月明かりが、お堂の入り口の内側で身構える信乃ちゃんの姿を映し出していて、村雨くんはその背後に控えていた。
一応、戦う素振りはするんだぁ。
でも、信乃ちゃんの後ろと言うのが。
「外に誰かいるのかな?」
外から聞こえる声は明らかに人の声。お化けじゃないはず。
「この辺りの盗賊たちですよ」
信乃ちゃんが声を抑えながら、そう言った。
お化けの代わりに盗賊が出たの?
相手の人数が分からないだけに、不安がよぎる。
でも、信乃ちゃんには雷の力があるから、大丈夫。
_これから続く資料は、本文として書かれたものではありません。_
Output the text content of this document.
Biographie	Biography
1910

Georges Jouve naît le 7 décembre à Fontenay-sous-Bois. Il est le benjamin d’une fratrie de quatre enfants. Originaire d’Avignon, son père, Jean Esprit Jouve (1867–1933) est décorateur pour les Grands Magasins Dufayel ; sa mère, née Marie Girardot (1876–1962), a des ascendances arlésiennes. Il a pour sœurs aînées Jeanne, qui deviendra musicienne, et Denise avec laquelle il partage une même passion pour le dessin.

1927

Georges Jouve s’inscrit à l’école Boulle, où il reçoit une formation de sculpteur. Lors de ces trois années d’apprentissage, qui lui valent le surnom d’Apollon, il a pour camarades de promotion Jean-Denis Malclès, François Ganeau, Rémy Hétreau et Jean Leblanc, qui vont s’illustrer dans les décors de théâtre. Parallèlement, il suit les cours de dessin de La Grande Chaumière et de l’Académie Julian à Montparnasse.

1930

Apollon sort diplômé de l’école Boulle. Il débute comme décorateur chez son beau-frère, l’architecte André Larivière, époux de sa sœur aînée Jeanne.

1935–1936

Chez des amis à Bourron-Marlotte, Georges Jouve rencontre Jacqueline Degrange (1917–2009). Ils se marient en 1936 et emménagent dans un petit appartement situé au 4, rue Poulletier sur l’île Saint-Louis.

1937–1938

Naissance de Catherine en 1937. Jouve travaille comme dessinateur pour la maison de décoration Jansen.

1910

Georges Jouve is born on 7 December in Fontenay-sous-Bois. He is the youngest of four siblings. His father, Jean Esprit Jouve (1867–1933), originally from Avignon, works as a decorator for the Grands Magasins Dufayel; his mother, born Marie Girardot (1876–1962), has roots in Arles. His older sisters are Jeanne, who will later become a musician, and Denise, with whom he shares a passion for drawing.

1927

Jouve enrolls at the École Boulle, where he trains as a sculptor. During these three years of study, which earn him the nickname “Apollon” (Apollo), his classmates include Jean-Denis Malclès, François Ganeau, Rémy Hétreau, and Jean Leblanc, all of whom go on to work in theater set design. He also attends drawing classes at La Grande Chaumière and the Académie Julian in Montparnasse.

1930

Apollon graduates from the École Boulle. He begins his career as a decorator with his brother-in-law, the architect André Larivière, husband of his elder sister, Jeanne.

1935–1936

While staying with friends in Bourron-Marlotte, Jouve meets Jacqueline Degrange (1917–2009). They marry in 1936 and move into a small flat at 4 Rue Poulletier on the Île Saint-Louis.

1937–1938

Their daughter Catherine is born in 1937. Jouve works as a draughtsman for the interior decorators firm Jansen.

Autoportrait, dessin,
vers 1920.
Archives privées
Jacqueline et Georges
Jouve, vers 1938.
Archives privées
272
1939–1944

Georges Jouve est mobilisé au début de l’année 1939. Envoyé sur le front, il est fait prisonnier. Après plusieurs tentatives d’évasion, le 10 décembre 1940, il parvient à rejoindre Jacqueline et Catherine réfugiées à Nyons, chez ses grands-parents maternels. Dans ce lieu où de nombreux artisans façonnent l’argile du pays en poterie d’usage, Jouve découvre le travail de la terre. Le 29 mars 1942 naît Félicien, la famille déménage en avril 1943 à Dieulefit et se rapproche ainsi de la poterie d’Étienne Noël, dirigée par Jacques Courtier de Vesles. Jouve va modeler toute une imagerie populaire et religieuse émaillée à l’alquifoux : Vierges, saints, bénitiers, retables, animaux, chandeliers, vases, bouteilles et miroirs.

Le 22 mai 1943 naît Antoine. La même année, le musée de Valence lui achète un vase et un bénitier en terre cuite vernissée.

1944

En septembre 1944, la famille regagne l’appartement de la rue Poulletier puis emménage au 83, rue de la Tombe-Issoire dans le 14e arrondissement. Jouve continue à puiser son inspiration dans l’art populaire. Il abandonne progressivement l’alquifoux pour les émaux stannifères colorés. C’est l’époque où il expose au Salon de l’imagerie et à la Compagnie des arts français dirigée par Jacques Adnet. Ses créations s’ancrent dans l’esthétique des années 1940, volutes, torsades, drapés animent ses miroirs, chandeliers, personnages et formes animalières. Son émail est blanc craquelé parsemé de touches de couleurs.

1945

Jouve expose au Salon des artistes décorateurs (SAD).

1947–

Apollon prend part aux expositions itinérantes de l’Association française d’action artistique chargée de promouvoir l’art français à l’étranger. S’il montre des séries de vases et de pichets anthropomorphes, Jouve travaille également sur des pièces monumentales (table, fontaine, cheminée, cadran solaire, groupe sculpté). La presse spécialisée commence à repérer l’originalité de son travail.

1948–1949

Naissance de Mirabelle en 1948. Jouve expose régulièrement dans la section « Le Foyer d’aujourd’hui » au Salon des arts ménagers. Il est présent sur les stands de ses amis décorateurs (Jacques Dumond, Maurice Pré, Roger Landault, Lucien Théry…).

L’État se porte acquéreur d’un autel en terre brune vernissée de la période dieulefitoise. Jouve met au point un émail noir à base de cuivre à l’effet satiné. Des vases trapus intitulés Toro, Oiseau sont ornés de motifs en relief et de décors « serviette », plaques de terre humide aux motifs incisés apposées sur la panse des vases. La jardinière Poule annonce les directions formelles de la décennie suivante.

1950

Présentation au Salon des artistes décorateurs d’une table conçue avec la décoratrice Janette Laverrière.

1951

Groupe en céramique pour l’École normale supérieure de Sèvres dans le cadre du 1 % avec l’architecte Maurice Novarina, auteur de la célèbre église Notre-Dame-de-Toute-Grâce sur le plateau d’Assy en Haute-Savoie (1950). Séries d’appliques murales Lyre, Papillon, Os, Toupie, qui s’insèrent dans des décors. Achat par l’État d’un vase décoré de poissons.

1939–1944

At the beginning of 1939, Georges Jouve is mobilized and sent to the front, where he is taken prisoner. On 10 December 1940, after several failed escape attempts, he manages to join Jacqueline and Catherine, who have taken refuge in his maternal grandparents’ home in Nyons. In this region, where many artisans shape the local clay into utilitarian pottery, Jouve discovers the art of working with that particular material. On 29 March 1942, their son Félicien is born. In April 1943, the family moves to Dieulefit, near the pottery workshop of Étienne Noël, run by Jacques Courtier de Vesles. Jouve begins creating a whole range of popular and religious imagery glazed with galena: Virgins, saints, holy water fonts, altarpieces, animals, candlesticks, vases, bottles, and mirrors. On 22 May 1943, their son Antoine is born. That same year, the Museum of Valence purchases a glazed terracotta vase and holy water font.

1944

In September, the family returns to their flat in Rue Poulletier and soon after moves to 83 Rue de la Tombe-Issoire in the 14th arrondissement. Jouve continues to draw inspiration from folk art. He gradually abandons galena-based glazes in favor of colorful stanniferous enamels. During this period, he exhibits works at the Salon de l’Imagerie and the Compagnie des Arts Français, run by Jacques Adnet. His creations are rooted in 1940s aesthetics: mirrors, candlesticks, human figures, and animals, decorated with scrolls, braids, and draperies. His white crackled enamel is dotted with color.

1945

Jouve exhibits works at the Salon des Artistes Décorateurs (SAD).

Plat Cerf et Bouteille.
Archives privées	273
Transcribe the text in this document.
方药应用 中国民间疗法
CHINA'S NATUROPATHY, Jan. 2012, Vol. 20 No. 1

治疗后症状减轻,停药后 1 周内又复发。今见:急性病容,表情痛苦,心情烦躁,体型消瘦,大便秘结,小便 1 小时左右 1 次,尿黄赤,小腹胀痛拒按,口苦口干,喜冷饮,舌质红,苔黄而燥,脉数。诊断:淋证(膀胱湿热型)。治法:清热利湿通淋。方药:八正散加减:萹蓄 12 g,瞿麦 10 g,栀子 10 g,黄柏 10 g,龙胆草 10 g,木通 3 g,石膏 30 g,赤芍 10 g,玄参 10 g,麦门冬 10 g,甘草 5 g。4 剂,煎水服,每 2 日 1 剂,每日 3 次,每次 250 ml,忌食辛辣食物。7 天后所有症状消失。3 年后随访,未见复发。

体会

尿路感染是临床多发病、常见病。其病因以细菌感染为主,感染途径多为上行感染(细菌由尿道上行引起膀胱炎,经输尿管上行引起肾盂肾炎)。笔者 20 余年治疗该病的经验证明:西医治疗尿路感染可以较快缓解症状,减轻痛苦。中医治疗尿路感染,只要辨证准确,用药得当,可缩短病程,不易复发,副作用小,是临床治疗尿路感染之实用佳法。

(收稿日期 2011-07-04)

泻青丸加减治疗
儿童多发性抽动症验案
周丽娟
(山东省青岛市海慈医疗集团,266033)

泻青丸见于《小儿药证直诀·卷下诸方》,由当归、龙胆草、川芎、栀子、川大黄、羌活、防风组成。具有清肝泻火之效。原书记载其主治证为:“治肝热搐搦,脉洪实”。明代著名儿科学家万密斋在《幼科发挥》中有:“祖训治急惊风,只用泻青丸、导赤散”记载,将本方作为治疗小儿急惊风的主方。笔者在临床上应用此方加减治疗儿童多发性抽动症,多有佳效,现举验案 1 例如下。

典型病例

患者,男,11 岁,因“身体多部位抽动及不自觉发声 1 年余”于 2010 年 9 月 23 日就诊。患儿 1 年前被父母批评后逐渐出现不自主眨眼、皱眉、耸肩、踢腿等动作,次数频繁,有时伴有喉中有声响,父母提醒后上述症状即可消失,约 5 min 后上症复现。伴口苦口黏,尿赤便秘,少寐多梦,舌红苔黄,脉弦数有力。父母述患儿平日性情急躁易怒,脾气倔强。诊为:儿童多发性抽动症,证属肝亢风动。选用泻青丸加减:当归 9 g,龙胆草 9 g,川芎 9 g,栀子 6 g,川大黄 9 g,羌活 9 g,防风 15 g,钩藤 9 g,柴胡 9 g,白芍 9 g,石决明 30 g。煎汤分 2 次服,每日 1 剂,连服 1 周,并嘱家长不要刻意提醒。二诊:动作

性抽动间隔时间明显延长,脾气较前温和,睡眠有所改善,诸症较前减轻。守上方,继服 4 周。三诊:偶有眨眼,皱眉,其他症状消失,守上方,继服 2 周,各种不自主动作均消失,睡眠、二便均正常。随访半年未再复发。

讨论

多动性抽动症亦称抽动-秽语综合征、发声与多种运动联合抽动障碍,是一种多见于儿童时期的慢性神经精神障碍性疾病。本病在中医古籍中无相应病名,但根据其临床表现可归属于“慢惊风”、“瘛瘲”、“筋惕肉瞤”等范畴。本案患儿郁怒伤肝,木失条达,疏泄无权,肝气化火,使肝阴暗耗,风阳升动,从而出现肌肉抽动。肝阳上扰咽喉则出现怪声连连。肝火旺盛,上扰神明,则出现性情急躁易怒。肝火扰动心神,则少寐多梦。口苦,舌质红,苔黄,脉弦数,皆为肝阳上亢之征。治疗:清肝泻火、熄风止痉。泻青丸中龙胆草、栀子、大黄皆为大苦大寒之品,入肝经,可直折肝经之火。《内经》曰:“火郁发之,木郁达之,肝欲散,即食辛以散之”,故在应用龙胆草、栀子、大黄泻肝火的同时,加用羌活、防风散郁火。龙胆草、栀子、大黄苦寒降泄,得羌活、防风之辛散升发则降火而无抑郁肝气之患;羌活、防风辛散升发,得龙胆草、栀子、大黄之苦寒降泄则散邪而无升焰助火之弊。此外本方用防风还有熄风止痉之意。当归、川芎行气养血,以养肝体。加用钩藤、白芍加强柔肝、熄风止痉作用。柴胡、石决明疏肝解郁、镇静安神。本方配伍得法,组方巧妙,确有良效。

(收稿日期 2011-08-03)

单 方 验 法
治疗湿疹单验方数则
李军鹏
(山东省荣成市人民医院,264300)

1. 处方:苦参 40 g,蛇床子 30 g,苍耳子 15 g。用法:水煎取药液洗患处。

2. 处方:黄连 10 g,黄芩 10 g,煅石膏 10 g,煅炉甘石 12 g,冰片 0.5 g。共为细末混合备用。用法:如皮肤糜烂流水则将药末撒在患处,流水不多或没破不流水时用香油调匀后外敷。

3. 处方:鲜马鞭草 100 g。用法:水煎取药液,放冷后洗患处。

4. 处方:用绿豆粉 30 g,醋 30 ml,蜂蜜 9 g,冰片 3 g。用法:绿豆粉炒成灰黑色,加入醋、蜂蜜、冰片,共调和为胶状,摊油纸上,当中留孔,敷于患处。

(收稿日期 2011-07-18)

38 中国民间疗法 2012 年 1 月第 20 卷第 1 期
そう信じて、一人頷いてみる。
信乃ちゃんがお堂の障子を開いて、飛び出した。
「何だ、お前は?」
「俺は犬塚信乃と言うものだ。
退かねば、斬り捨てる」
「ぎゃあー」
「やっちまぇぇ」
盗賊たちと信乃ちゃんが斬りあいを始めたらしい。
相手の数が分からないけど、斬りあいなら、多勢に無勢って事もある。
村雨くんが参戦しないのは仕方ないとして、信乃ちゃんだけで勝てるのか不安になる。
「なんで雷の力使わないのかなぁ?」
心配な私が、お堂の中に残る村雨くんにたずねてみた。
「それはできませんよ。
この辺りには木々が広がっていますから、雷は盗賊たちではなく、木々に落ちますから。
いきなり火事ですよ」
私に振り向きながら、そう言った村雨くんの表情を月明かりが映し出している。
あんたばかぁ? そう思っていそう。
「えぇーっと、じゃあ、村雨くんはそこにいるだけでいいのかな?」
半分意地悪。
半分は本当はこの子が強いのかどうかも見てみたい気分。
「はい。
私はありすを守るためにいるのですから」
きっぱりと言ってのけた。
「でもさ、ここで盗賊たちをやっつける事も、私を守る事になると思うんだけど」
そう言った時だった。
背後で物音がした。
振り返ると、床の板の一部が跳ね上がり、そこから何人かの男たちが姿を現した。